Epilepsy Center, Neurological Institute, Cleveland Clinic, Cleveland, Ohio, USA.
Neurometabolism & Neurogenetics, Cleveland Clinic, Cleveland, Ohio, USA.
Epileptic Disord. 2023 Aug;25(4):545-548. doi: 10.1002/epd2.20086. Epub 2023 Jun 28.

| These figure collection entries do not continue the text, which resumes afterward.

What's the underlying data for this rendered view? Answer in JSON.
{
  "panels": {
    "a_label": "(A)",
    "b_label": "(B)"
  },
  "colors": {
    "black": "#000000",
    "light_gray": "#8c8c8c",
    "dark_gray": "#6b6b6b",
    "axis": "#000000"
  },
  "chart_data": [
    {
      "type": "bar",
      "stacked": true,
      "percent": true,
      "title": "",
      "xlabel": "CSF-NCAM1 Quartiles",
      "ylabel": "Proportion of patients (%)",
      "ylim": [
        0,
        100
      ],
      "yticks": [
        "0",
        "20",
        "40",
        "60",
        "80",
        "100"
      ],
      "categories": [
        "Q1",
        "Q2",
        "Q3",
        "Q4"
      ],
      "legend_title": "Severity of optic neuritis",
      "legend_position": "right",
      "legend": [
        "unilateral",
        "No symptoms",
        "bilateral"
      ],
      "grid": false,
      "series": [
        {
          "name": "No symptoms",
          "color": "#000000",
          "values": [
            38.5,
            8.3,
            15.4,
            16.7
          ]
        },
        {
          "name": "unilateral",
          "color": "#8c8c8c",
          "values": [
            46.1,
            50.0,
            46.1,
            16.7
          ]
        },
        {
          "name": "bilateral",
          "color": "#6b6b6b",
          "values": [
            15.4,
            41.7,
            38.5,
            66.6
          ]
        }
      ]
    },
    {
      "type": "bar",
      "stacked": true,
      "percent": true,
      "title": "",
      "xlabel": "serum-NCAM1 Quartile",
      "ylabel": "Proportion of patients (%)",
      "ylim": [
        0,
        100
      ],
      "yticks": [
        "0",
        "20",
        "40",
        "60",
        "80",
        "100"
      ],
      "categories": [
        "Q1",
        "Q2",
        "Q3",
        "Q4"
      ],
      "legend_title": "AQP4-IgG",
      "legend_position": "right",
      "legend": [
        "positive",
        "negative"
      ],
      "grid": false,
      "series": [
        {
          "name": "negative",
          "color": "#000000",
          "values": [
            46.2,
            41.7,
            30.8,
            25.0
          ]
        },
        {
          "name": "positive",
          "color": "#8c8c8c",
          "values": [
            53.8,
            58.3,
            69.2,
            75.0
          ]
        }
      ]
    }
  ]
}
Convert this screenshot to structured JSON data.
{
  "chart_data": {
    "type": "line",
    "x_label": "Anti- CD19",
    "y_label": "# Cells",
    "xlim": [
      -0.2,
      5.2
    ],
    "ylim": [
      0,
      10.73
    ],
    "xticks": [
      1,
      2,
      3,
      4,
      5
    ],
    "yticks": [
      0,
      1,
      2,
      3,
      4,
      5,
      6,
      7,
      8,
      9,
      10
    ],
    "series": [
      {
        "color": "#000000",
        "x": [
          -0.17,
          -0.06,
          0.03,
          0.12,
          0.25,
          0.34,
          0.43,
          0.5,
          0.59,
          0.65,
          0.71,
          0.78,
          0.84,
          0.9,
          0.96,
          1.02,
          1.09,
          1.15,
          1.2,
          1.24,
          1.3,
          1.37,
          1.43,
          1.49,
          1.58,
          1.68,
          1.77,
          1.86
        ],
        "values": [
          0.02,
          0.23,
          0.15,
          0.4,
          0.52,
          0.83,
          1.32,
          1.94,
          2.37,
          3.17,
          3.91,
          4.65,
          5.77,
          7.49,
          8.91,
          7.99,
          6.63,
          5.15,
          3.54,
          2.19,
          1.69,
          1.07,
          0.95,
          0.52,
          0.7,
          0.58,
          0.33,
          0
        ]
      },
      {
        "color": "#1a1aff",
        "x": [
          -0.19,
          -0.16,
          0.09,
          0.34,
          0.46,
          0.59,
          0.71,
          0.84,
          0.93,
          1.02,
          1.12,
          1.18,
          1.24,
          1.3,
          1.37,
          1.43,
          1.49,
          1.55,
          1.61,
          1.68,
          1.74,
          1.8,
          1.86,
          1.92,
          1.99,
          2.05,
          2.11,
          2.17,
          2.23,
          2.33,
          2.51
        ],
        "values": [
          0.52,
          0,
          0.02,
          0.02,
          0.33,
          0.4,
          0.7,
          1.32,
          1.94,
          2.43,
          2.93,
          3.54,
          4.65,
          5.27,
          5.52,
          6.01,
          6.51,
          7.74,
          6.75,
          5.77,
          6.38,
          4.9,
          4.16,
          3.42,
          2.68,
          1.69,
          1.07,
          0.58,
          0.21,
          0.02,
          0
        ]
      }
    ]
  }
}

Mutations in the ATP1A3 gene have been associated with several syndromes, including rapid-onset dystonia-parkinsonism, alternating hemiplegia of childhood, and cerebellar ataxia, areflexia, pes cavus, optic atrophy, and sensorineural hearing loss. In this clinical commentary, we report a 2-year-old female patient with de novo pathogenic variant in the ATP1A3 gene associated with an early-onset form of epilepsy with eyelid myoclonia. The patient had frequent eyelid myoclonia occurring 20-30 times per day, without loss of awareness or other motor manifestations. EEG showed generalized polyspikes and spike-and-wave complexes maximal in the bifrontal regions, with prominent eye closure sensitivity. A sequencing-based epilepsy gene panel revealed a de novo pathogenic heterozygous variant in ATP1A3. The patient showed some response to flunarizine and clonazepam. This case highlights the importance of considering ATP1A3 mutations in the differential diagnosis of early-onset epilepsy with eyelid myoclonia and the potential benefit of flunarizine in improving language and coordination development in patients with ATP1A3-related disorders.
ATP1A3 基因突变与多种综合征有关,包括发作性运动诱发性运动障碍、儿童交替性偏瘫、小脑共济失调、反射消失、高弓足、视神经萎缩和感觉神经性听力损失。在本临床评论中,我们报告了一例 2 岁女性患者,携带 ATP1A3 基因的新生致病性变异,与早发性眼睑肌阵挛癫痫有关。患者每天有 20-30 次频繁的眼睑肌阵挛,无意识丧失或其他运动表现。EEG 显示全面性多棘波和棘慢波综合波,以额区最明显,伴有明显的闭眼敏感性。基于测序的癫痫基因panel 显示 ATP1A3 存在新生致病性杂合变异。患者对氟桂利嗪和氯硝西泮有一定反应。本病例强调了在伴有眼睑肌阵挛的早发性癫痫的鉴别诊断中考虑 ATP1A3 突变的重要性,以及氟桂利嗪在改善 ATP1A3 相关疾病患者的语言和协调发育方面的潜在益处。